Pai que não tem persistência deve encontrá-la

Criança merece ser tratada como criança que é e com respeito e dignidade. Infelizmente, não tem sido assim para muitas delas. E nem vou falar a respeito das que precisam trabalhar para ajudar a família, das que não têm o que comer, das que não podem ir à escola nem têm onde morar, das que são tratadas com violência pela família e pela sociedade etc. Vou falar das que fazem parte de um grupo especial: das que têm pai e mãe, casa e conforto, brinquedos e oportunidades para brincar, entre outras coisas, mas que, frequentemente, são tratadas ora como adultos que não são, ora como nenês que já não são mais.
Basta observar bem o que acontece no espaço público quando pais e mães convivem com seus filhos para ver o quanto se equivocam os adultos quando se relacionam com as crianças.

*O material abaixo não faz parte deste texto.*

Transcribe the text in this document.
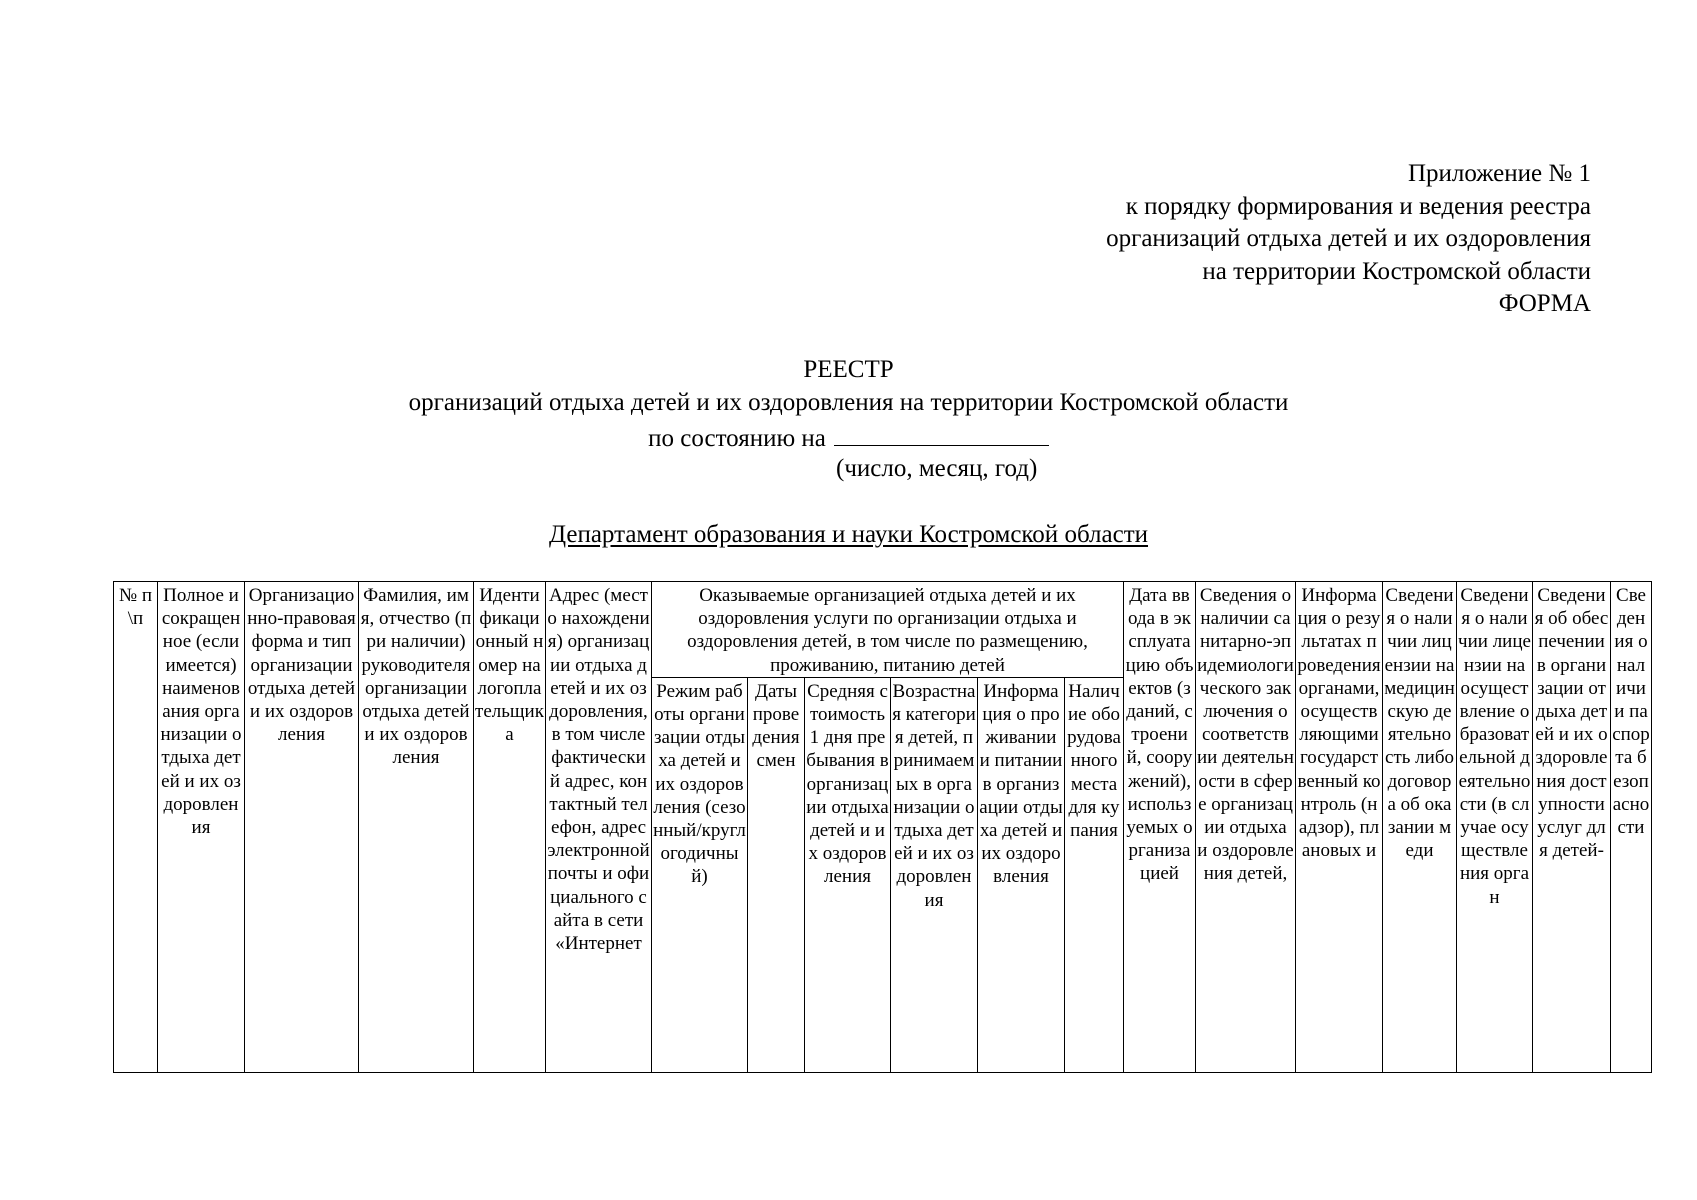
Приложение № 1
к порядку формирования и ведения реестра
организаций отдыха детей и их оздоровления
на территории Костромской области
ФОРМА
РЕЕСТР
организаций отдыха детей и их оздоровления на территории Костромской области
по состоянию на
(число, месяц, год)
Департамент образования и науки Костромской области
№ п\п	Полное и сокращенное (если имеется) наименования организации отдыха детей и их оздоровления	Организационно-правовая форма и тип организации отдыха детей и их оздоровления	Фамилия, имя, отчество (при наличии) руководителя организации отдыха детей и их оздоровления	Идентификационный номер налогоплательщика	Адрес (место нахождения) организации отдыха детей и их оздоровления, в том числе фактический адрес, контактный телефон, адрес электронной почты и официального сайта в сети «Интернет	Оказываемые организацией отдыха детей и их оздоровления услуги по организации отдыха и оздоровления детей, в том числе по размещению, проживанию, питанию детей						Дата ввода в эксплуатацию объектов (зданий, строений, сооружений), используемых организацией	Сведения о наличии санитарно-эпидемиологического заключения о соответствии деятельности в сфере организации отдыха и оздоровления детей,	Информация о результатах проведения органами, осуществляющими государственный контроль (надзор), плановых и	Сведения о наличии лицензии на медицинскую деятельность либо договора об оказании меди	Сведения о наличии лицензии на осуществление образовательной деятельности (в случае осуществления орган	Сведения об обеспечении в организации отдыха детей и их оздоровления доступности услуг для детей-	Сведения о наличии паспорта безопасности

						Режим работы организации отдыха детей и их оздоровления (сезонный/круглогодичный)	Даты проведения смен	Средняя стоимость 1 дня пребывания в организации отдыха детей и их оздоровления	Возрастная категория детей, принимаемых в организации отдыха детей и их оздоровления	Информация о проживании и питании в организации отдыха детей и их оздоровления	Наличие оборудованного места для купания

Lembro-me, por exemplo, do último fim de semana em que passei por um local de parada em uma estrada onde muitas famílias aguardavam a chuva diminuir para seguir viagem. Uma delas, composta por mãe, pai e uma filha de uns quatro anos, tomava um lanche. Não sei o que a garotinha aprontou, mas o que vi foi o pai dizer a ela algo assim: "Minha filha, você precisa ter consciência de que isso não pode acontecer de novo. Eu já estou perdendo a paciência. Você pensa que sou o quê? Quantas vezes você quer que eu diga a mesma coisa? Assim não dá para a gente viver bem. Agora, está na sua mão: você escolhe se quer viver bem com a gente ou não".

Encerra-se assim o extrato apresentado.